# [RISOLTO]Partizione di boot e raid

## blindevil84

Ciao a tutti,

E' da un paio di giorni che da arch linux volevo passare a gentoo. Ho un Sony vaio z21 con raid. Ho seguito la guida uufficiale, ma ho un problema l'array di boot non viene montato all'inizio e quindi ogni volta che riavvio devo scrivere i comandi di GRUB manualmente. Ho guardato sia il file mdadm.conf sia fstab e tutto è configurato in maniera giusta. Mdadm parte a livello di boot. Non so che fare sapreste aiutarmi?

----------

## ago

prova a postare le configurazioni

----------

## .:deadhead:.

benvenuto!

Intendi dire che il portatile ha un RAID al proprio interno? Non è che è un fake raid che windows via software ti assembla il raid 0?

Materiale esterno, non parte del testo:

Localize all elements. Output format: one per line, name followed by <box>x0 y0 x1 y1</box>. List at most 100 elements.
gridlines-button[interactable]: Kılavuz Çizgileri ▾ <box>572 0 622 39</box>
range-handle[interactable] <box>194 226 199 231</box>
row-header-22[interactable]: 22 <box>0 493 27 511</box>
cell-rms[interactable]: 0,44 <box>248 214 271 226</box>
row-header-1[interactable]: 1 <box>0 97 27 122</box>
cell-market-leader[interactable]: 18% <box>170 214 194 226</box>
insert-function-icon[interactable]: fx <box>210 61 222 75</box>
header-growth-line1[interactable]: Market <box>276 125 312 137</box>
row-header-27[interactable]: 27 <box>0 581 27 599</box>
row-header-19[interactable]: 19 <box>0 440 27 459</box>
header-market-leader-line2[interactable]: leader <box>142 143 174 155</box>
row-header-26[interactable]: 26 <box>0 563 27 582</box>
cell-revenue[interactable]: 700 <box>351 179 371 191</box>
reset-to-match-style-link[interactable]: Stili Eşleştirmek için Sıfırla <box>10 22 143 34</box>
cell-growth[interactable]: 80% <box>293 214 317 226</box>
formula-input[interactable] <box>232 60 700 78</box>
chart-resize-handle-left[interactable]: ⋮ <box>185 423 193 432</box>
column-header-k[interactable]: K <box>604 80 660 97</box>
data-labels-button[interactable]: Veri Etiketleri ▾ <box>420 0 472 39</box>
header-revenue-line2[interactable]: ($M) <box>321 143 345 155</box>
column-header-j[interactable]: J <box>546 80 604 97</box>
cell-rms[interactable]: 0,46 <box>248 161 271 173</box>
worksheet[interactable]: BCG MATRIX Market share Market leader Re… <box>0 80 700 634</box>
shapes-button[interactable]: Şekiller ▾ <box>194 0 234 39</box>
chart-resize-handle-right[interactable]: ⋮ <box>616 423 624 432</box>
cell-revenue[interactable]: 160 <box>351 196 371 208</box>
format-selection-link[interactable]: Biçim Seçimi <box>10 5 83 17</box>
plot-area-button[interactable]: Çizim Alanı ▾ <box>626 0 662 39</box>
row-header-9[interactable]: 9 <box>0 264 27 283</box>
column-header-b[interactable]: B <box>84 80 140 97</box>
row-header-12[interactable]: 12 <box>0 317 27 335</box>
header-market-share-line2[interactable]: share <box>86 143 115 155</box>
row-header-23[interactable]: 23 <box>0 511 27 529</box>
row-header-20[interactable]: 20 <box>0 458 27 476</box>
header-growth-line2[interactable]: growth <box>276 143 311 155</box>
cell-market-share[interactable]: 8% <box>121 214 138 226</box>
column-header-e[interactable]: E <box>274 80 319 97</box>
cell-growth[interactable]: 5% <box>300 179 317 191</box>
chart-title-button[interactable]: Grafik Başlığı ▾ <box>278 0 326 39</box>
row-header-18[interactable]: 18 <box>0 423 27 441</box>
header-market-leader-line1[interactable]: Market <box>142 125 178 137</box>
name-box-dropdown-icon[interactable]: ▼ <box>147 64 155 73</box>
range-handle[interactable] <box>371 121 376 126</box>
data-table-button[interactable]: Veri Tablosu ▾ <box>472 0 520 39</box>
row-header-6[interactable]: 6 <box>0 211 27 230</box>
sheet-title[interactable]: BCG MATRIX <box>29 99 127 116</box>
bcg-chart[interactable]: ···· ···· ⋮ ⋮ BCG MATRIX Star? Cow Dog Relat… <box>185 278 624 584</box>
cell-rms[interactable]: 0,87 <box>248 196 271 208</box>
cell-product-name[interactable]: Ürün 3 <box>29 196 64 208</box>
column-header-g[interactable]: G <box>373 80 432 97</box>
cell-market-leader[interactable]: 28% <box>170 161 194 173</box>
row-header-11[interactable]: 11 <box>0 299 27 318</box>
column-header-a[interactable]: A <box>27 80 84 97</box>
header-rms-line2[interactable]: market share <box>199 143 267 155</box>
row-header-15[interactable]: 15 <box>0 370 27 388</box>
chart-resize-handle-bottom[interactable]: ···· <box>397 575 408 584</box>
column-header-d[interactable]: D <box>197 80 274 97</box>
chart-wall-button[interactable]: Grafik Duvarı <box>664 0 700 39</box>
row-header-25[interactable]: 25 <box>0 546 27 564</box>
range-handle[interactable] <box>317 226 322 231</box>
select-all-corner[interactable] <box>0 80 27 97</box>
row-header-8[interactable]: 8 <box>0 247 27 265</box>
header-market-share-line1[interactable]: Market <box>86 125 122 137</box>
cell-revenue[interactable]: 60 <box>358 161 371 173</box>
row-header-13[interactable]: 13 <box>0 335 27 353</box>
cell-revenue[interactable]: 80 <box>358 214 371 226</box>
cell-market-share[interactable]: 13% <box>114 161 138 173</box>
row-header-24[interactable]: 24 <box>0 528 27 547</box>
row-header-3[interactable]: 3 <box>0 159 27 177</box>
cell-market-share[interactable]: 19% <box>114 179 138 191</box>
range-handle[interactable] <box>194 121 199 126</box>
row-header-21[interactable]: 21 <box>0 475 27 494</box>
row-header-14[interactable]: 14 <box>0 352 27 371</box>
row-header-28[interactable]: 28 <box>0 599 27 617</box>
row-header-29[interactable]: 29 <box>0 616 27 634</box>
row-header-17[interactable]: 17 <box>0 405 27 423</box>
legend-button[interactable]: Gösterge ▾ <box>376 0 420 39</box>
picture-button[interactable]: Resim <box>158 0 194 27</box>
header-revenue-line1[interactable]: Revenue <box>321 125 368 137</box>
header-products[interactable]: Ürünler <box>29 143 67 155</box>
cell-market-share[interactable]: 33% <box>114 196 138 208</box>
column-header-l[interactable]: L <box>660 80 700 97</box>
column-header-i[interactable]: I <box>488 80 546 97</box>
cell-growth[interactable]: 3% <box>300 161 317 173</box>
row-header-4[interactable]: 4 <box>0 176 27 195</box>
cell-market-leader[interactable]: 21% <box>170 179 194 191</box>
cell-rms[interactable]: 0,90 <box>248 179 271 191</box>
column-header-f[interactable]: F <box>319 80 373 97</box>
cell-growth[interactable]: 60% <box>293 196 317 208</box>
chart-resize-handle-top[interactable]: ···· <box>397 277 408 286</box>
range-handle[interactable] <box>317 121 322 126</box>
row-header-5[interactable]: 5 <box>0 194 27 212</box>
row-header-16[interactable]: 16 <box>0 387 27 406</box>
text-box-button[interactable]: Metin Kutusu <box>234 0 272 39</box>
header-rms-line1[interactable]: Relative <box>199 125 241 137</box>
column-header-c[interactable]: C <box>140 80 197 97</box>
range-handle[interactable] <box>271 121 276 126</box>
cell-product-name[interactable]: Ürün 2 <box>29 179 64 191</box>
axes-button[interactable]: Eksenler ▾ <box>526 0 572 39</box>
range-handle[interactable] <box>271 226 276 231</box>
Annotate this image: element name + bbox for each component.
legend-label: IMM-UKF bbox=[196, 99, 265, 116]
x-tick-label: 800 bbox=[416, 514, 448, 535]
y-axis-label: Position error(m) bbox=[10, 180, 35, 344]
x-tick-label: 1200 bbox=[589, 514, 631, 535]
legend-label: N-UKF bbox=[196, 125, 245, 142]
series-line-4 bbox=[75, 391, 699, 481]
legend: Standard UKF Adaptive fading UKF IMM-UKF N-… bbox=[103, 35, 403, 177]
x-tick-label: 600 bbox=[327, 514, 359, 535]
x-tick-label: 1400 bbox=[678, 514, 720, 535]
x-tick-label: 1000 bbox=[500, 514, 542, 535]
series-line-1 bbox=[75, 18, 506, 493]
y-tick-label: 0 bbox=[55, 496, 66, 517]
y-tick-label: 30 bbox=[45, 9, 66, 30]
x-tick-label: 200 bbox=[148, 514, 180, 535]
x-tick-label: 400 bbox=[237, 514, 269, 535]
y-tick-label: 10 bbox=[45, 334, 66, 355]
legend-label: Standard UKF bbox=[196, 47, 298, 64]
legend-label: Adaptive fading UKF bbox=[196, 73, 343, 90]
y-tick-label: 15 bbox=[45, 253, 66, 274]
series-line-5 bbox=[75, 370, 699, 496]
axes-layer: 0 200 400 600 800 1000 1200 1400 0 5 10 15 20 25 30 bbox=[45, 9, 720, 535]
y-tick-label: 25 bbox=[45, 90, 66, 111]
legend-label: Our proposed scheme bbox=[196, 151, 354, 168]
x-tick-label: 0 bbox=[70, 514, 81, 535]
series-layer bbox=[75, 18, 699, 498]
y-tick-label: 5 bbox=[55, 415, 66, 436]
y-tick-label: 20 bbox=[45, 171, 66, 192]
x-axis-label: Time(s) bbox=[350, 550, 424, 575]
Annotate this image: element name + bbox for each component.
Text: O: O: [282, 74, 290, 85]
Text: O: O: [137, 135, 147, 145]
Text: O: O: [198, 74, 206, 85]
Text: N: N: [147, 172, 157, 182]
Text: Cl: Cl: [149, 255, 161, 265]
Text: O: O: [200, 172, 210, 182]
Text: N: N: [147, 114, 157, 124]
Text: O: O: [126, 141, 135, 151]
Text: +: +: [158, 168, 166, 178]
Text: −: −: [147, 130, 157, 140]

Quando effettui il boot con il livecd quanti dischi vedi?

Se stai usando mdadm per unire i 2 dischi ssd che hai, potresti mirrorare in raid1 la /boot (50mb son fin troppi) o fregartene del mirror e pace così al boot la faccenda è semplice.

Ed il resto, se proprio vuoi, lo metti in raid0.

Raccontaci un po' di più, e posta il grub.conf , cat /proc/mdstat , l'output di fdisk -l ed altre info che potrebbero esser utili.

ciao

----------

## blindevil84

 *.:deadhead:. wrote:*   

> benvenuto!
> 
> Intendi dire che il portatile ha un RAID al proprio interno? Non è che è un fake raid che windows via software ti assembla il raid 0?
> 
> Quando effettui il boot con il livecd quanti dischi vedi?
> ...

 

Ciao a tutti sono riuscito a fare funzionare tutto..non so per quale motivo ma commentando la riga dello splashscreen si sono risolti tutti i problemi. Ora un problema con la configurazione php. Aprirò un post adatto! Grazie mille dell'aiuto!

----------